Wednesday, June 4, 2008

Prague Food


Prague


We had mixed food experiences in all parts visited on this trip and Prague was no exception. What remains true is that most guide books fail to direct readers to those really good restaurants we foodies crave: the authentic, lovingly prepared eats of side street and small town venues or even some of the places that aspire to a Michelin rating. One of the best places to turn for information is eGullet on the web. I can recommend a few of the places we tried. Before I do that, however, let me offer up a toast with the king of beers, Budweiser. No, not that whimpy rice beer thousands swill in the States. I'm talking about the real deal, the pride of the Czech Republic: Here's to you!



(One of our first evenings...exhausted, but enjoying the good brew in our hotel room. Sorry for the informal evening wear)

Now for the restaurants: First up is U Zavoje (they don't have the english version of the webpage ready yet). We ate in this venue twice enjoying a live jazz trio in the Vinny Bar (the Wine Bar) area. It's not uncommon for restaurants to have more than one seating area with various levels of formality, menus adjusted to meet those levels in terms of complexity and price structure, but have the food coming out of the same kitchen. The food was decent. Below are two examples: duck confit and vegetarian lasagna. On the first night I ate braised rabbit, which was superb. However, the best dicovery of this dining experience was the wine, the Moravian reds. I particularly enjoyed Vinarstvi Cebau, Tvdonice, Modry portugal (the grape variety) pozchi sber 2006 (sorry I can't do all those funky Czech accent marks).
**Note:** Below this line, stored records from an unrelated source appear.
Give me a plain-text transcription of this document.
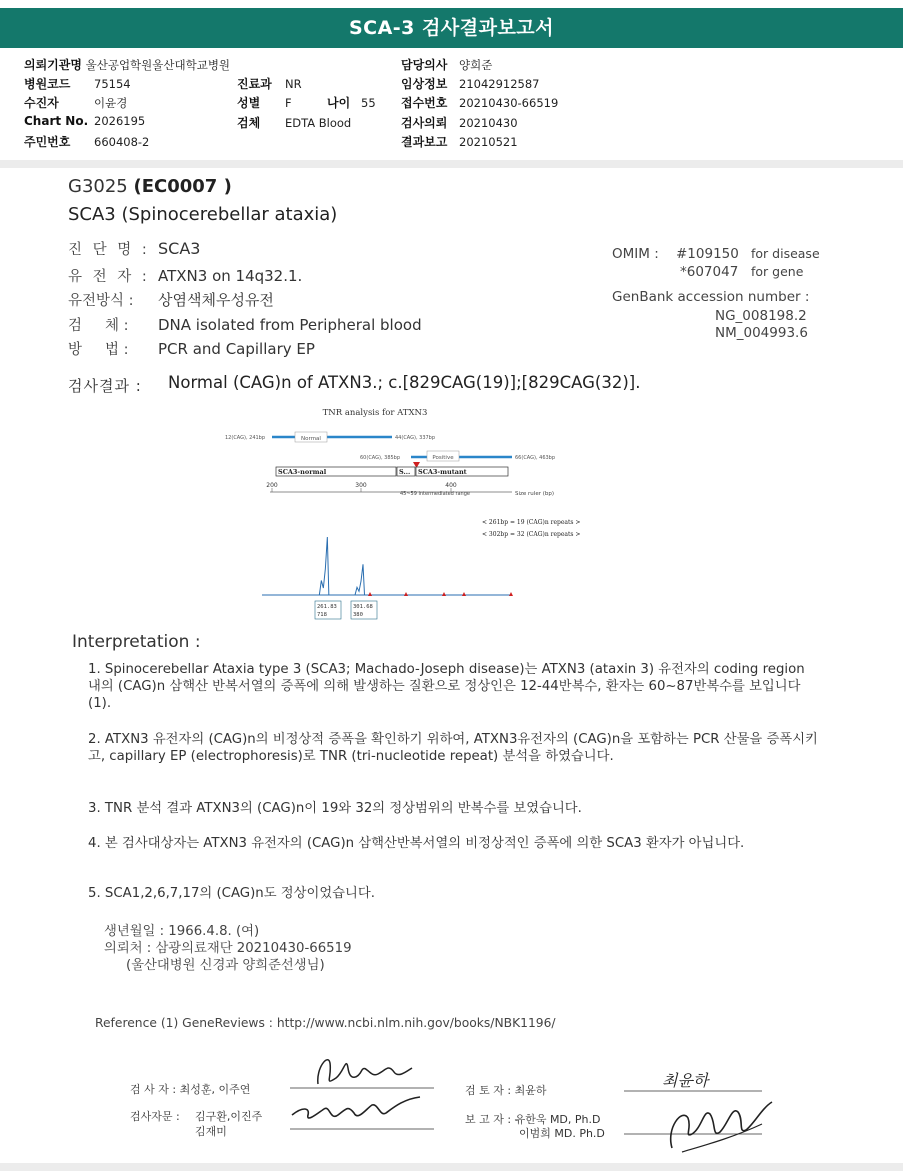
SCA-3 검사결과보고서
의뢰기관명 울산공업학원울산대학교병원
병원코드 75154
수진자	이윤경
Chart No. 2026195
주민번호 660408-2
진료과 NR
성별 F	나이 55
검체 EDTA Blood
담당의사 양희준
임상정보 21042912587
접수번호 20210430-66519
검사의뢰 20210430
결과보고 20210521
G3025 (EC0007 )
SCA3 (Spinocerebellar ataxia)
진 단 명 : SCA3
유 전 자 : ATXN3 on 14q32.1.
유전방식 : 상염색체우성유전
검     체 : DNA isolated from Peripheral blood
방     법 : PCR and Capillary EP
OMIM : #109150 for disease
*607047 for gene
GenBank accession number :
NG_008198.2
NM_004993.6
검사결과 : Normal (CAG)n of ATXN3.; c.[829CAG(19)];[829CAG(32)].
TNR analysis for ATXN3
12(CAG), 241bp	Normal	44(CAG), 337bp
60(CAG), 385bp	Positive	66(CAG), 463bp
SCA3-normal	S... SCA3-mutant
200	300	400
Size ruler (bp)
45~59 intermediated range
< 261bp = 19 (CAG)n repeats >
< 302bp = 32 (CAG)n repeats >
261.83
718
301.68
380
Interpretation :
1. Spinocerebellar Ataxia type 3 (SCA3; Machado-Joseph disease)는 ATXN3 (ataxin 3) 유전자의 coding region 내의 (CAG)n 삼핵산 반복서열의 증폭에 의해 발생하는 질환으로 정상인은 12-44반복수, 환자는 60~87반복수를 보입니다 (1).
2. ATXN3 유전자의 (CAG)n의 비정상적 증폭을 확인하기 위하여, ATXN3유전자의 (CAG)n을 포함하는 PCR 산물을 증폭시키고, capillary EP (electrophoresis)로 TNR (tri-nucleotide repeat) 분석을 하였습니다.
3. TNR 분석 결과 ATXN3의 (CAG)n이 19와 32의 정상범위의 반복수를 보였습니다.
4. 본 검사대상자는 ATXN3 유전자의 (CAG)n 삼핵산반복서열의 비정상적인 증폭에 의한 SCA3 환자가 아닙니다.
5. SCA1,2,6,7,17의 (CAG)n도 정상이었습니다.
생년월일 : 1966.4.8. (여)
의뢰처 : 삼광의료재단 20210430-66519
(울산대병원 신경과 양희준선생님)
Reference (1) GeneReviews : http://www.ncbi.nlm.nih.gov/books/NBK1196/
검 사 자 : 최성훈, 이주연
검사자문 : 김구환,이진주
김재미
검 토 자 : 최윤하
최윤하
보 고 자 : 유한욱 MD, Ph.D
이범희 MD. Ph.D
Dianna mostly stuck to the whites, particularly liking a fruity French sauvignon blanc, Domaine Peiriere 2006.



Next up is a great French place in the Little Quarter (across the river from The Old Town). I recommend it as a lunch diversion, Cafe Savoy. I could not fine a website for the restaurant, but it is reviewed in multiple places on the web. We relied on quiche and salad to fortify our bodies and spirits against the miles of walking Prague's old roads and side walks. Here's a shot of the interior.


Finally, we splurged a little at an Italian joint with pretentions to greatness, Aromi: Enoteca con cucina. We had a rookie server who made some mistakes. Also, we weren't the jet-set crew buying expensive champagne and wine and the timing of the kitchen reflected a reduced priority to our table. However, we weren't in a hurry and had a very good meal. Highlights included the amuse bouche ravioli (mortadella) in butter with fresh sage, the white asparagus soup with squid, and the palate cleanser of prosecco and lemon sorbet. The entrees were pretty good too, but it was getting too dark for outdoor photography. This was out last meal in Prague and an excellent foreshadowing of our travel to Italy. Thanks for reading. The report from Tuscany will follow later in the week. Cheers!